In 1995, and Australian named Dominic De Clario gave a scientific and spiritual presentation on the aspects of light and sound where he assigned colors to the white keys of a piano. All of the colors in his presentation were coordinated to the particular keys of the music, as well as the particular notes being played. De Clario wanted to have White light as part of the color selection and he arbitrarily chose to add it on the note B, as he saw it as the sum of all of the visible colors preceding it; somewhat similar to what Wiley had done four years prior:

Note	Color
B	White
A	Violet
G	Blue
F	Green
E	Yellow
D	Orange
C	Red

This brings us to the end of our MUSICAL COLORS family tree timeline.

The idea of using color to represent musical whole tones in tandem with the idea of combining these same colors to represent the musical half tones between them is practically as old as the science of music itself. Whether these half note color combinations are represented as actual mixtures of two colors (i.e. one resulting mixed color), or whether these half notes are represented by two separate colors (i.e. not mixed into one color but never the less shown in tandem with one another), does not really matter, for the two colors chosen are still present in referencing half notes. Therefore, the theory behind such an idea remains consistent.

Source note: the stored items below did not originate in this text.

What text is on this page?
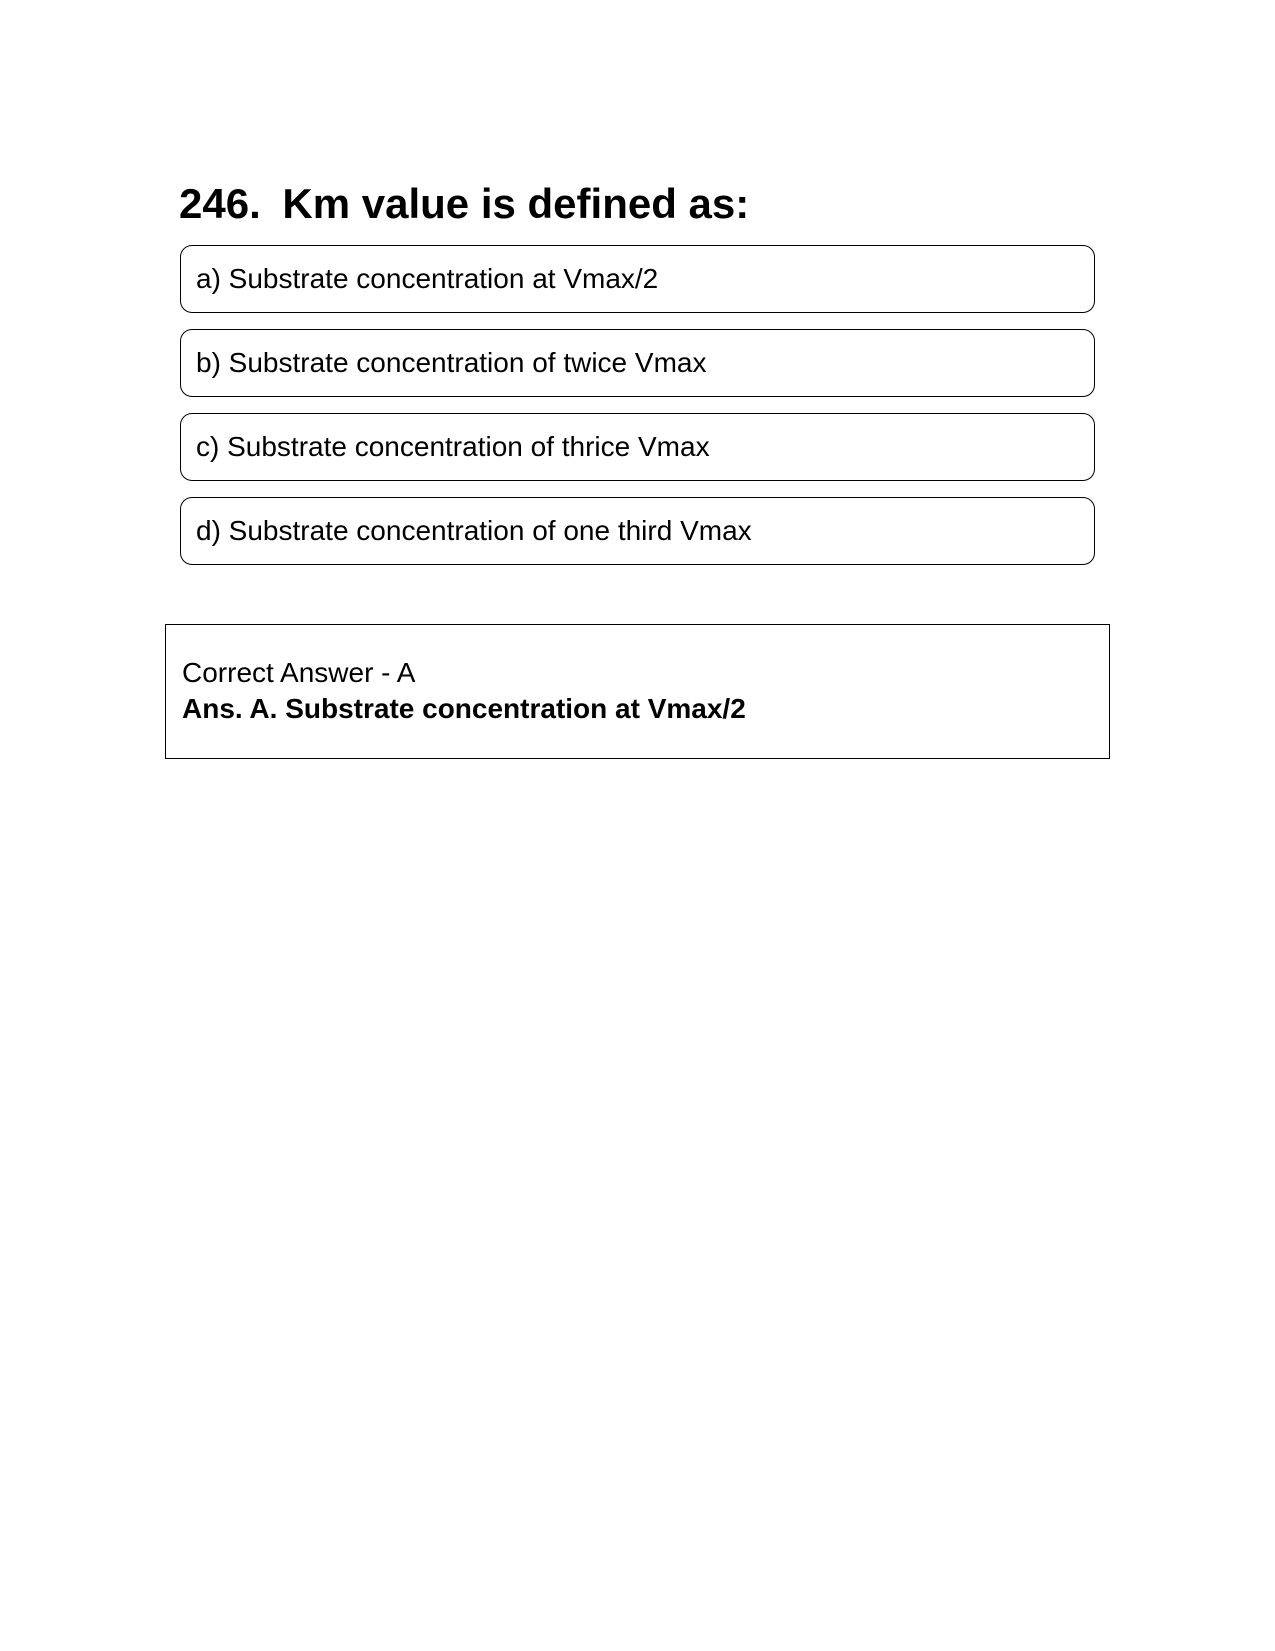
246. Km value is defined as:
a) Substrate concentration at Vmax/2
b) Substrate concentration of twice Vmax
c) Substrate concentration of thrice Vmax
d) Substrate concentration of one third Vmax
Correct Answer - A
Ans. A. Substrate concentration at Vmax/2
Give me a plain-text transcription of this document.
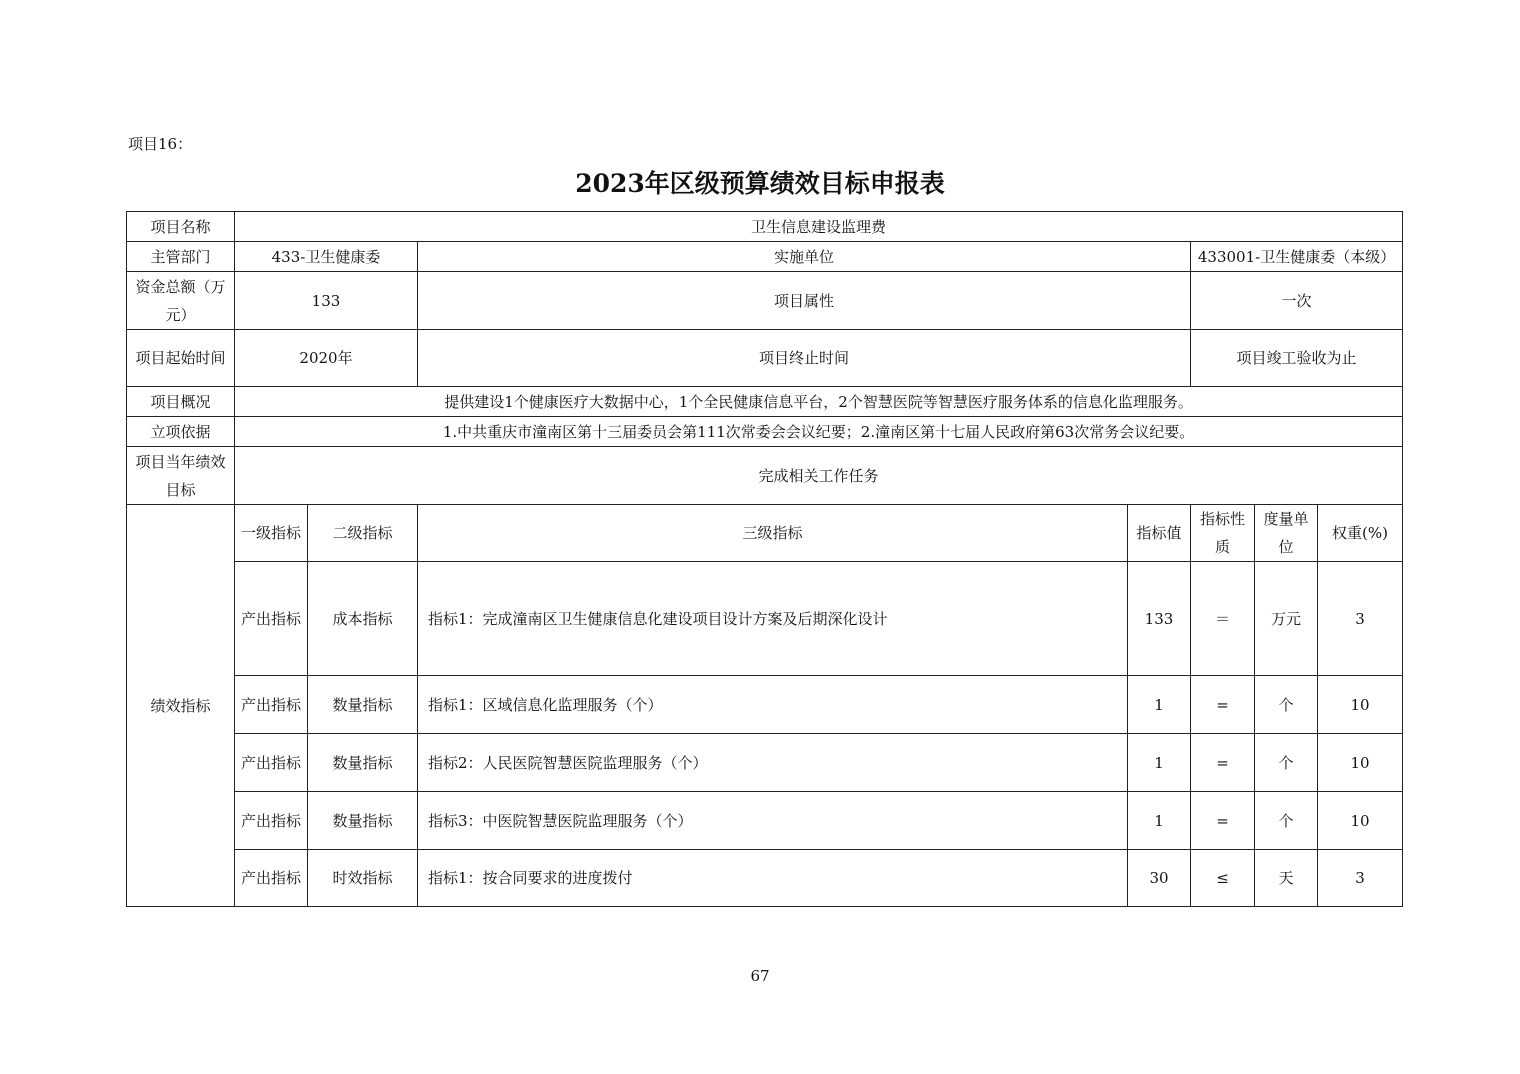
项目16：
2023年区级预算绩效目标申报表
项目名称	卫生信息建设监理费						
主管部门	433-卫生健康委		实施单位		433001-卫生健康委（本级）		
资金总额（万元）	133		项目属性		一次		
项目起始时间	2020年		项目终止时间		项目竣工验收为止		
项目概况	提供建设1个健康医疗大数据中心，1个全民健康信息平台，2个智慧医院等智慧医疗服务体系的信息化监理服务。						
立项依据	1.中共重庆市潼南区第十三届委员会第111次常委会会议纪要；2.潼南区第十七届人民政府第63次常务会议纪要。						
项目当年绩效目标	完成相关工作任务						
绩效指标	一级指标	二级指标	三级指标	指标值	指标性质	度量单位	权重(%)
	产出指标	成本指标	指标1：完成潼南区卫生健康信息化建设项目设计方案及后期深化设计	133	＝	万元	3
	产出指标	数量指标	指标1：区域信息化监理服务（个）	1	=	个	10
	产出指标	数量指标	指标2：人民医院智慧医院监理服务（个）	1	=	个	10
	产出指标	数量指标	指标3：中医院智慧医院监理服务（个）	1	=	个	10
	产出指标	时效指标	指标1：按合同要求的进度拨付	30	≤	天	3
67
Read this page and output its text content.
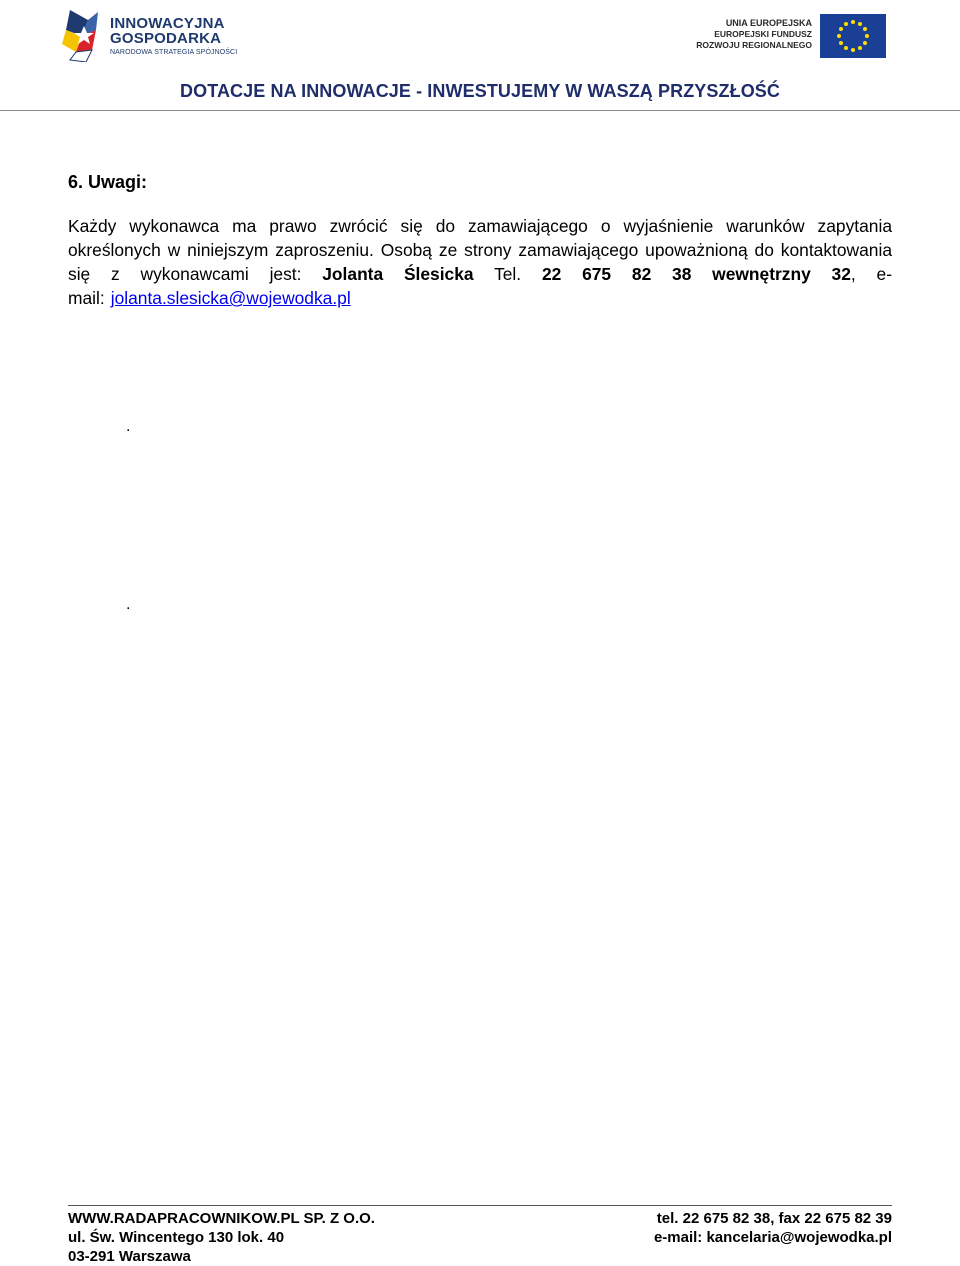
INNOWACYJNA
GOSPODARKA
NARODOWA STRATEGIA SPÓJNOŚCI
UNIA EUROPEJSKA
EUROPEJSKI FUNDUSZ
ROZWOJU REGIONALNEGO
DOTACJE NA INNOWACJE - INWESTUJEMY W WASZĄ PRZYSZŁOŚĆ
6. Uwagi:
Każdy wykonawca ma prawo zwrócić się do zamawiającego o wyjaśnienie warunków zapytania określonych w niniejszym zaproszeniu. Osobą ze strony zamawiającego upoważnioną do kontaktowania się z wykonawcami jest: Jolanta Ślesicka Tel. 22 675 82 38 wewnętrzny 32, e-mail: jolanta.slesicka@wojewodka.pl
.
.
WWW.RADAPRACOWNIKOW.PL SP. Z O.O.
ul. Św. Wincentego 130 lok. 40
03-291 Warszawa
tel. 22 675 82 38, fax 22 675 82 39
e-mail: kancelaria@wojewodka.pl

The randomness of assigning colors to notes demonstrates how these MUSIC/COLOR schemes are arbitrary to somewhat scientific at best. It is fairly easy to coordinate seven colors to seven notes and a scientific relationship is not necessarily established just because there can be equal numbers of each. The concept of tone to color calibration has been, for the most part, an arbitrary but necessary starting point for these systems. Like many other people throughout the world, here at MUSICAL COLORS we understand these systems and we participate by bringing this ancient knowledge to full application potential. After all, the knowledge has always been there in some form or another.

However, the one specific and fairly recent example that validates these principals quite poignantly is the U.S. Patent No. 2,284,868, which clearly states that "...seven elements representing the natural notes of an octave in the musical scale are preferably colored...” (and remember this is an arbitrary selection of colors); while the “...five elements representing the half notes of the octave are preferably colored as a mixture of the colors applied to the natural note-representing elements at opposite sides thereof...", also being arbitrary, although enharmonically theoretical in nature based on previous musical knowledge. This patent was granted on June 2nd, 1942 to Gertrude M. Heaney, an elementary school teacher, and it provides that this knowledge is now and forever legally in the public domain.

Even though there are many current systems and methods for teaching music, for the most part, music theory, music composition and musical instrumental appreciation have been taught the old fashion way; as cerebral and physical disciplines in scholarly institutions. Within the elusive past though, there is still much more to be rediscovered, just as now there is something showing us the future.